On Thursday the Rabbinical Council of Victoria (RCV) will unveil a number of projects at a gala reception in the presence of Victorian Government ministers, community dignitaries and young people.
Speaking in the lead-up to the event, RCV president Rabbi Yaakov Glasman said the rabbis are hoping to offer their expertise to the community in different ways.
“The RCV hopes to work in collaboration with other communal organisations and believes the Victorian rabbinate has a wealth of knowledge and experience to offer the Jewish, and indeed, wider community,” the North Eastern Jewish Centre rabbi said.
One way it hopes to do this is through the “Mashpia” or mentoring program, which will link rabbis with young Jews.

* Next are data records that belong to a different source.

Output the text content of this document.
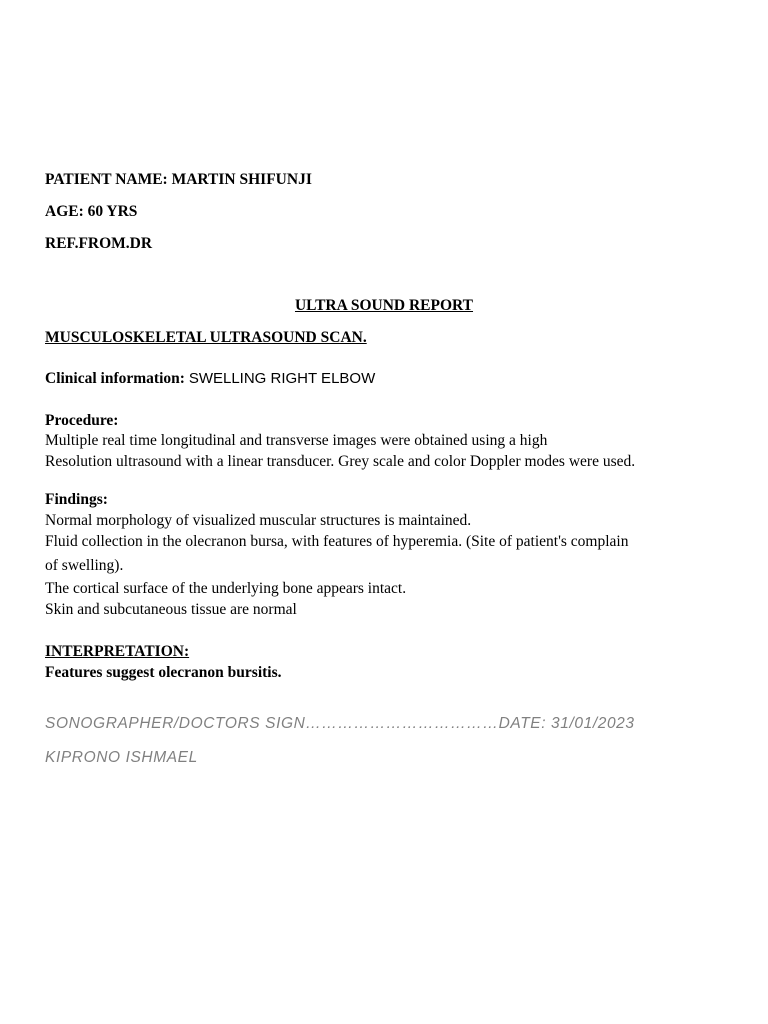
PATIENT NAME: MARTIN SHIFUNJI
AGE: 60 YRS
REF.FROM.DR
ULTRA SOUND REPORT
MUSCULOSKELETAL ULTRASOUND SCAN.
Clinical information: SWELLING RIGHT ELBOW
Procedure:
Multiple real time longitudinal and transverse images were obtained using a high
Resolution ultrasound with a linear transducer. Grey scale and color Doppler modes were used.
Findings:
Normal morphology of visualized muscular structures is maintained.
Fluid collection in the olecranon bursa, with features of hyperemia. (Site of patient's complain
of swelling).
The cortical surface of the underlying bone appears intact.
Skin and subcutaneous tissue are normal
INTERPRETATION:
Features suggest olecranon bursitis.
SONOGRAPHER/DOCTORS SIGN………………………………DATE: 31/01/2023
KIPRONO ISHMAEL
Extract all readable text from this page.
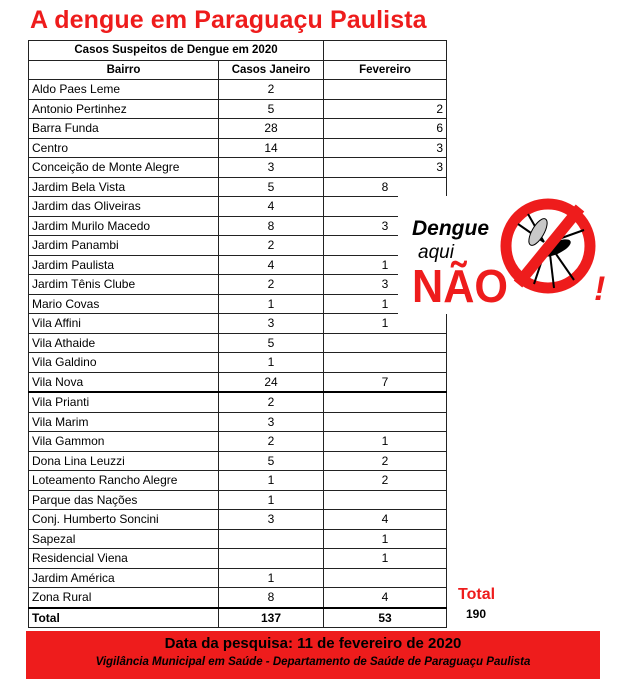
A dengue em Paraguaçu Paulista
Casos Suspeitos de Dengue em 2020		
Bairro	Casos Janeiro	Fevereiro
Aldo Paes Leme	2	
Antonio Pertinhez	5	2
Barra Funda	28	6
Centro	14	3
Conceição de Monte Alegre	3	3
Jardim Bela Vista	5	8
Jardim das Oliveiras	4	
Jardim Murilo Macedo	8	3
Jardim Panambi	2	
Jardim Paulista	4	1
Jardim Tênis Clube	2	3
Mario Covas	1	1
Vila Affini	3	1
Vila Athaide	5	
Vila Galdino	1	
Vila Nova	24	7
Vila Prianti	2	
Vila Marim	3	
Vila Gammon	2	1
Dona Lina Leuzzi	5	2
Loteamento Rancho Alegre	1	2
Parque das Nações	1	
Conj. Humberto Soncini	3	4
Sapezal		1
Residencial Viena		1
Jardim América	1	
Zona Rural	8	4
Total	137	53
Dengue
aqui
NÃO	!
Total
190
Data da pesquisa: 11 de fevereiro de 2020
Vigilância Municipal em Saúde - Departamento de Saúde de Paraguaçu Paulista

“The purpose of this initiative is to encourage young Jewish adults, particularly in their latter formative teenage years, to feel comfortable thinking and speaking about matters relating to spirituality and religion, which some may feel naturally inhibited to do because of societal norms and expectations,” he said.
Those older than school age will also be catered for, with Rabbi Glasman hinting at a program that will help young adults entering the workforce find a place in their busy lives for religion.
Some of the community’s most prominent businessmen are being engaged to assist.
The other area the RCV is pushing into is professional development. “We want to be professional, we don’t want rabbis to deal with crises en route,” the president said.
These initiatives are currently being sponsored by the Victorian Multicultural Commission, but Rabbi Glasman said the community will also be called upon to assist.
“We want communal donors to recognise that investing in the rabbinate is worthwhile.”